• Tracy Jordan

Want them to remember you at audition time? Start now...


So, you're a high school performer and auditions for college theater programs are still months away, maybe even a year or more. But wouldn't it be nice for college directors to know you and be familiar with your work when you come in the door?


In the "olden days" before social media, whenever I was in a show, I would have post cards printed with my headshot or a character shot on one side, and on the reverse side, info about the show, the venue or tour, the role I was playing, etc. and I would send it to every casting director, talent agent, director, musical director I knew. Basically, anyone I might be auditioning for. That way, even though they might not make it to the show, they would know some of the roles I had played, shows I had done, who I had worked with and where, and that I was working! In radio, they say you have to hear something seven times before it sticks in your head. After a half dozen or more post cards with my cute little mug came across someone's desk, I figured perhaps they're thinking, "gee, this guy is working a lot. Perhaps I better go see him." Or, even better, "you know, he'd be the right type for X in this upcoming show..." Of course, you still have to audition and get hired, but how much better to be a (somewhat) known commodity coming in the door than having that first audition be like a cold call?

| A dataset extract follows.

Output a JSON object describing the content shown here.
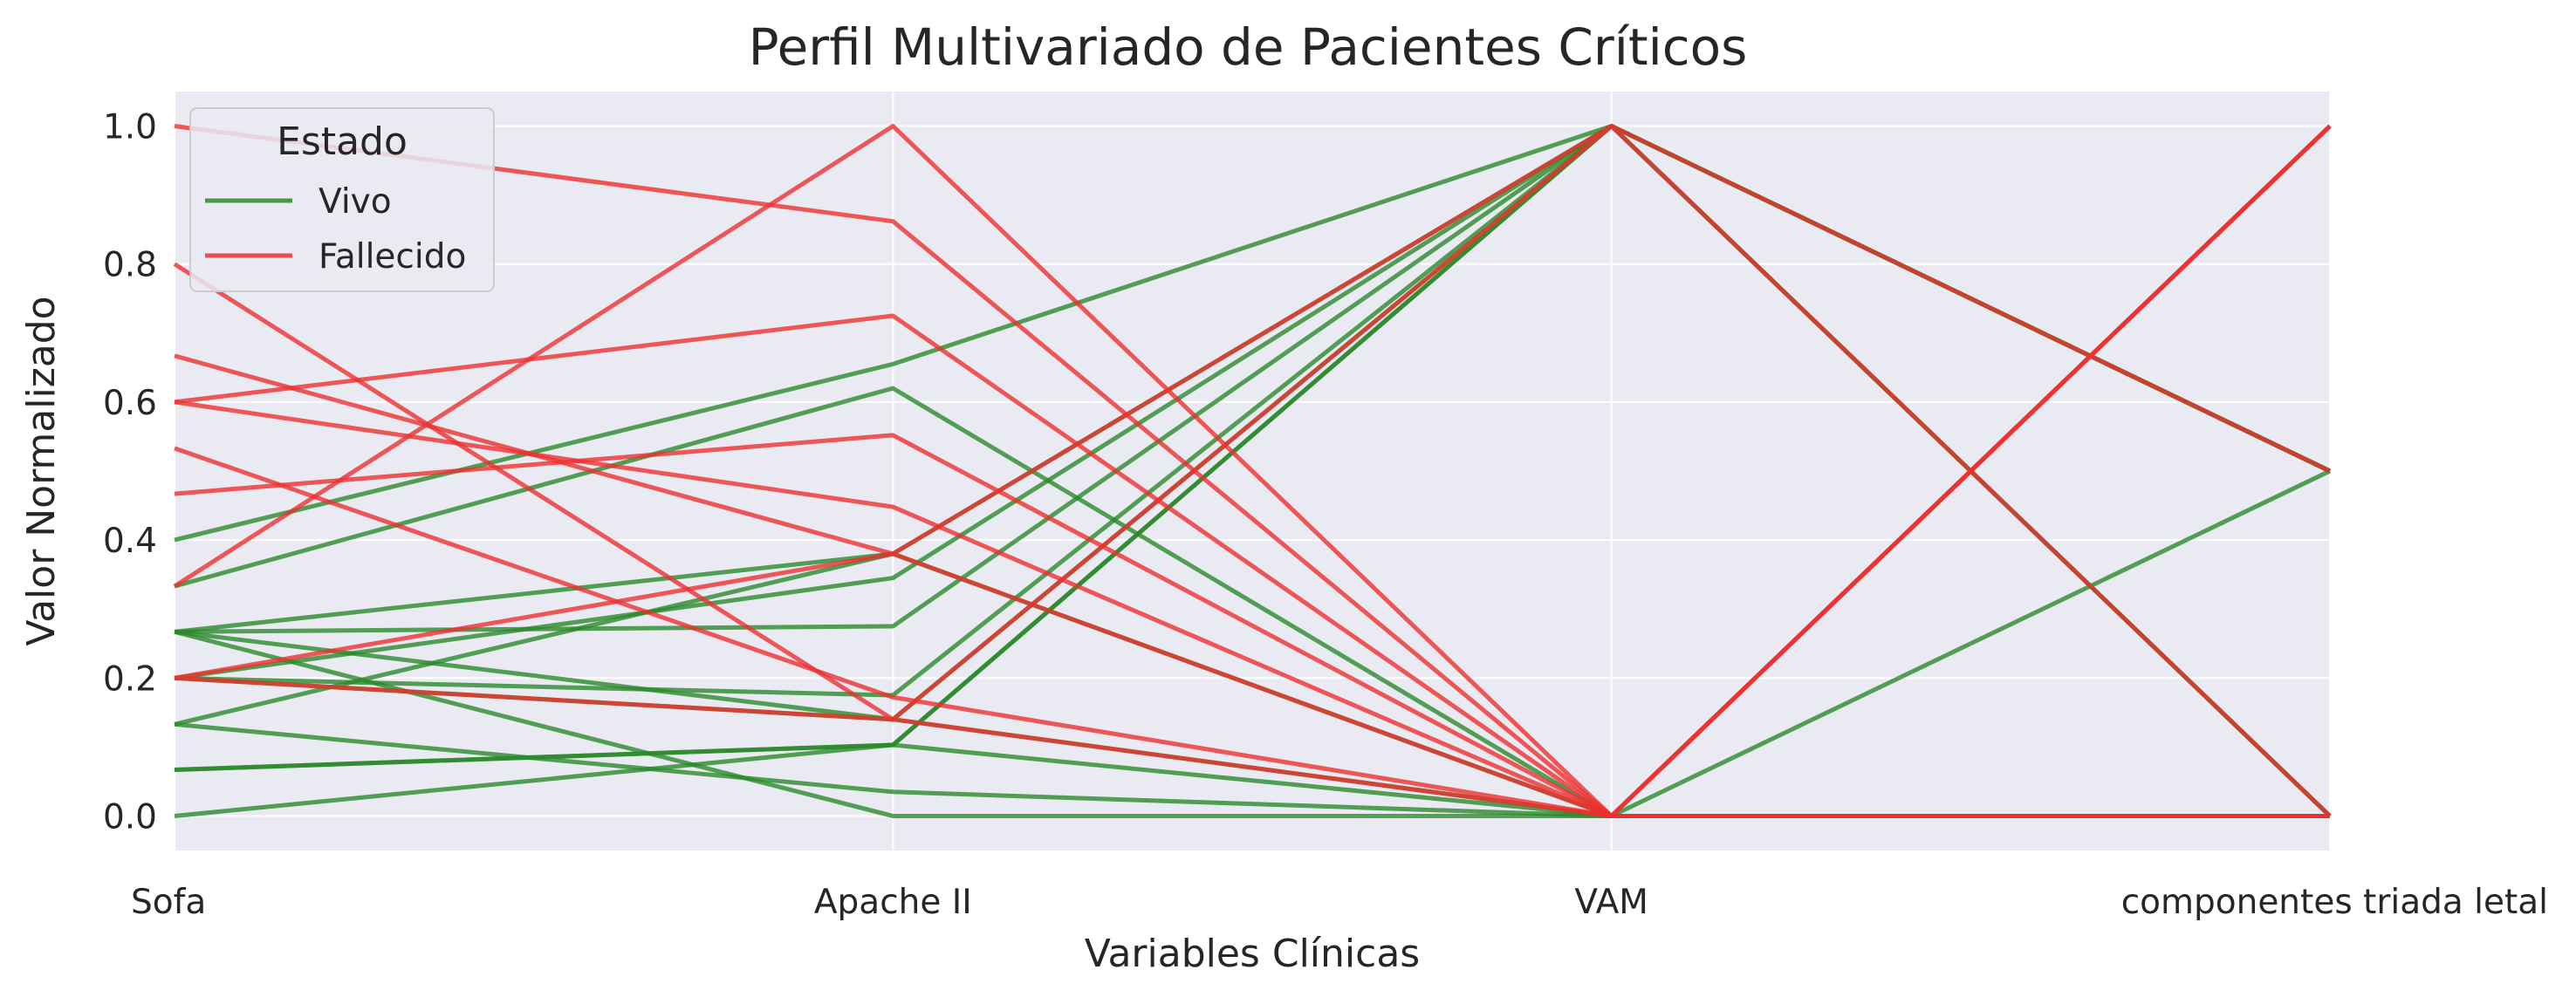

In today's world with social media not only do you save a lot on printing costs and postage, it's much easier to get that exposure on your Facebook, Instagram, Twitter page. We advise our College Audition Prep Weekend students after they've had an opportunity to meet and work with college directors to first thank them in an email for what they've learned and express an interest in the director's program. Then follow up any time they are in a show at their school, community theater or even better, professional gig with a quick, concise post through their social media or an email including all the information mentioned above. If you happen to have photos of your performance or promo video that features you- post it on your Youtube channel (yes, you should start building one that features vignettes of your work). You can share that link in social media posts as well. One word of caution: don't be a pest. You'll be self-defeating if you are too persistent. Remember the old show biz adage: "Leave 'em wanting more."


As with any business, it is as much about savvy networking as it is talent. You're not just auditioning, you're building relationships, and you never know when a relationship will be helpful. Even if a college director (or casting director) can't use you, they may remember you and suggest you to a colleague who has a need for your type. Remember, directors are looking for talent. They need talented people in their programs. With just a little effort, they will remember you come audition time.